Kitty sits in the kitchen, her hands wrapped around the steaming mug of coffee. Its warmth steadies her and eases the trembling in her fingers. She looks at Laura for a moment, her breath hitching at the way the light from the window casts a glow upon her copper hair, and it’s the most beautiful thing Kitty has ever seen. The beauty of it is almost too much to bear and she looks back down at her coffee, watching as the steam unfurls above the surface of the beverage.
These mornings that they spend together, sharing coffee and idle gossip, are cherished by Kitty. They are few and far between, for Laura cannot often spare the time for Kitty, but whenever Laura has a free moment it belongs to her. It is a gift that Kitty greedily accepts when it is offered. It is in these hours that she feels more herself than she does at home with her husband and her dog.
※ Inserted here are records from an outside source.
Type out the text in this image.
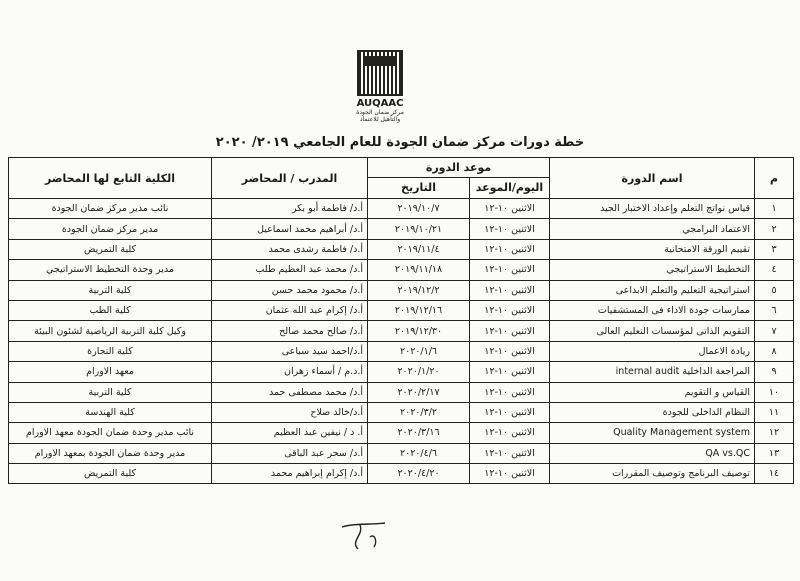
AUQAAC
مركز ضمان الجودة والتأهيل للاعتماد
خطة دورات مركز ضمان الجودة للعام الجامعي ٢٠١٩/ ٢٠٢٠
م	اسم الدورة	موعد الدورة		المدرب / المحاضر	الكلية التابع لها المحاضر
		اليوم/الموعد	التاريخ		
١	قياس نواتج التعلم وإعداد الاختبار الجيد	الاثنين ١٠-١٢	٢٠١٩/١٠/٧	أ.د/ فاطمة أبو بكر	نائب مدير مركز ضمان الجودة
٢	الاعتماد البرامجي	الاثنين ١٠-١٢	٢٠١٩/١٠/٢١	أ.د/ أبراهيم محمد اسماعيل	مدير مركز ضمان الجودة
٣	تقييم الورقة الامتحانية	الاثنين ١٠-١٢	٢٠١٩/١١/٤	أ.د/ فاطمة رشدى محمد	كلية التمريض
٤	التخطيط الاستراتيجي	الاثنين ١٠-١٢	٢٠١٩/١١/١٨	أ.د/ محمد عبد العظيم طلب	مدير وحدة التخطيط الاستراتيجي
٥	استراتيجية التعليم والتعلم الابداعى	الاثنين ١٠-١٢	٢٠١٩/١٢/٢	أ.د/ محمود محمد حسن	كلية التربية
٦	ممارسات جودة الاداء فى المستشفيات	الاثنين ١٠-١٢	٢٠١٩/١٢/١٦	أ.د/ إكرام عبد الله عثمان	كلية الطب
٧	التقويم الذاتى لمؤسسات التعليم العالى	الاثنين ١٠-١٢	٢٠١٩/١٢/٣٠	أ.د/ صالح محمد صالح	وكيل كلية التربية الرياضية لشئون البيئة
٨	ريادة الاعمال	الاثنين ١٠-١٢	٢٠٢٠/١/٦	أ.د/احمد سيد سباعى	كلية التجارة
٩	المراجعة الداخلية internal audit	الاثنين ١٠-١٢	٢٠٢٠/١/٢٠	أ.د.م / أسماء زهران	معهد الاورام
١٠	القياس و التقويم	الاثنين ١٠-١٢	٢٠٢٠/٢/١٧	أ.د/ محمد مصطفى حمد	كلية التربية
١١	النظام الداخلى للجودة	الاثنين ١٠-١٢	٢٠٢٠/٣/٢	أ.د/خالد صلاح	كلية الهندسة
١٢	Quality Management system	الاثنين ١٠-١٢	٢٠٢٠/٣/١٦	أ. د / نيفين عبد العظيم	نائب مدير وحدة ضمان الجودة معهد الاورام
١٣	QA vs.QC	الاثنين ١٠-١٢	٢٠٢٠/٤/٦	أ.د/ سحر عبد الباقى	مدير وحدة ضمان الجودة بمعهد الاورام
١٤	توصيف البرنامج وتوصيف المقررات	الاثنين ١٠-١٢	٢٠٢٠/٤/٢٠	أ.د/ إكرام إبراهيم محمد	كلية التمريض
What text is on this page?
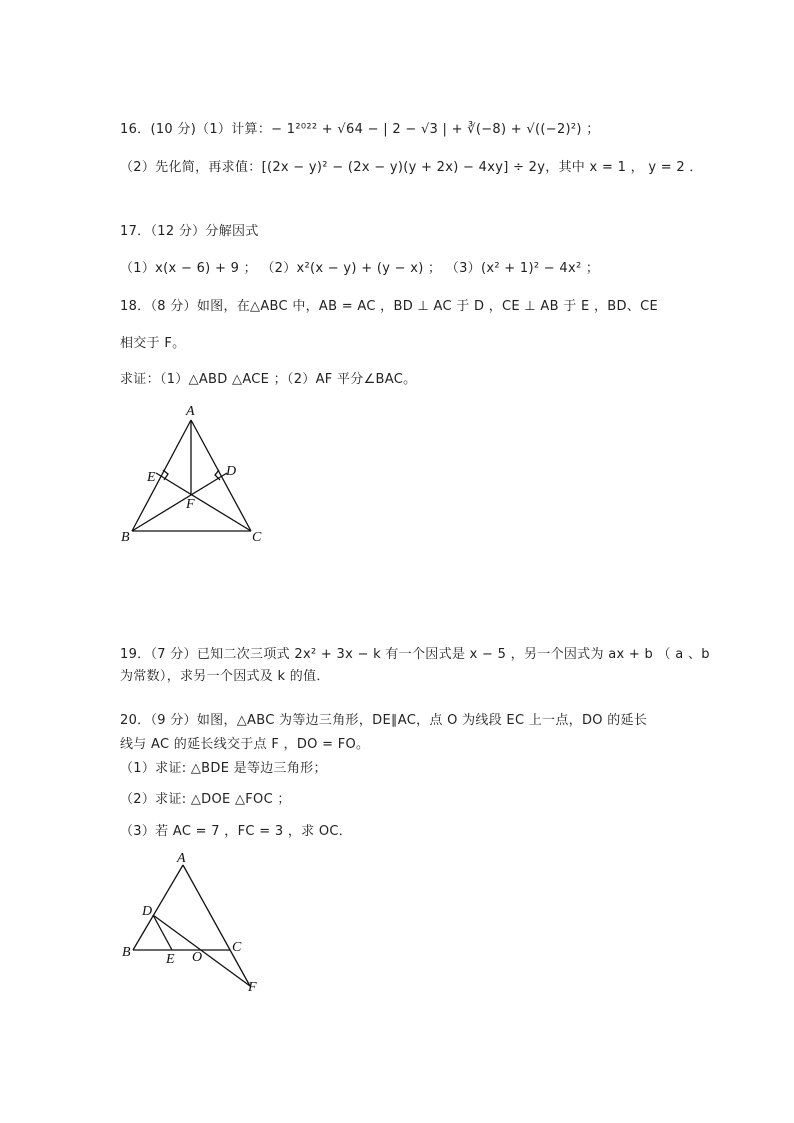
16．(10 分)（1）计算：− 1²⁰²² + √64 − | 2 − √3 | + ∛(−8) + √((−2)²) ；
（2）先化简，再求值：[(2x − y)² − (2x − y)(y + 2x) − 4xy] ÷ 2y，其中 x = 1 ， y = 2 ．
17．（12 分）分解因式
（1）x(x − 6) + 9 ； （2）x²(x − y) + (y − x) ； （3）(x² + 1)² − 4x² ；
18．（8 分）如图，在△ABC 中，AB = AC ，BD ⊥ AC 于 D ，CE ⊥ AB 于 E ，BD、CE
相交于 F。
求证：（1）△ABD △ACE ；（2）AF 平分∠BAC。
A
B	C
D
E
F
19．（7 分）已知二次三项式 2x² + 3x − k 有一个因式是 x − 5 ，另一个因式为 ax + b （ a 、b
为常数），求另一个因式及 k 的值．
20．（9 分）如图，△ABC 为等边三角形，DE∥AC，点 O 为线段 EC 上一点，DO 的延长
线与 AC 的延长线交于点 F ，DO = FO。
（1）求证: △BDE 是等边三角形；
（2）求证: △DOE △FOC ；
（3）若 AC = 7 ，FC = 3 ，求 OC．
A
B	C
D
E O
F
It is in these hours that she feels equally unsettled and nervous.
There is something about Laura Brown, something that fascinates Kitty. Though they’ve known each other for years, Kitty always has a sense that she never quite knows Laura. There’s always something that’s locked away, hidden from everyone. It’s as if she’s afraid that if anyone were to see this part of her, it would become vulnerable and compromised. It would become unsafe.
Kitty wishes to know all of her. They know each other intimately, in the ways friends and lovers know each other, but there are still parts that remain evasive. Kitty wants more than anything for Laura to trust her so implicitly that she shares herself completely. She wants Laura to match her own openness. There is nothing that Kitty won’t tell Laura and she wishes ardently, selfishly, that Laura would—could—do the same.
She blows on her coffee and takes a sip, watching Laura’s sad eyes as they flicker to the spot where Richie plays with a collection of new blocks. She wonders what makes Laura so sad. She has an inkling that it’s the same thing that afflicts her. Being married to someone who doesn’t understand you takes its toll. Kitty feels as though she is losing parts of herself the longer she stays with Ray, despite how desperately she tries to convince herself that this marriage is what she wants. She’s tried so hard to be a good wife and she has failed desperately. She hates feeling as though she has to settle for this life, but it’s even harder to watch Laura as she struggles to appear content with the life she’s living.
Kitty wishes more than anything that times were different, that she could love Laura openly and that they could start a new life together. But Kitty knows better; neither of them are the types of women who would just pick up their lives and start over somewhere else. It assures her to know that they will continue to have this, these mornings together, for years and years to come. They will have their husbands, their children (not Kitty; the doctors are certain), their homes—but they will have each other.
That’s all Kitty needs. She would be lost without Laura. She would smile to the world and pretend to love her husband, but she would be dead inside without her.
Laura notices the lull in the conversation due to Kitty’s introspection and she looks at her curiously. Kitty gives a reassuring smile. She cannot tell Laura what she’s been thinking. Richie spies innocently in the adjoining room. He notices everything, and it’s all Kitty can do to be discreet. She wishes that he were with Mrs. Latch today so that they could talk freely and kiss and hold each other. It’s been days since they’ve touched and her desire must be evident in her eyes because Laura, after glancing quickly at Richie’s turned back, takes up Kitty’s hand and kisses her fingertips.
As Laura’s lips press against her fingers, Kitty knows for certain that she would never survive losing Laura. She knows this the way that she knows the sky is blue. This love will consume her and swallow her whole, but it will also save her from the life she was drowning in.
She can handle pretending to be happy as long as Laura loves her.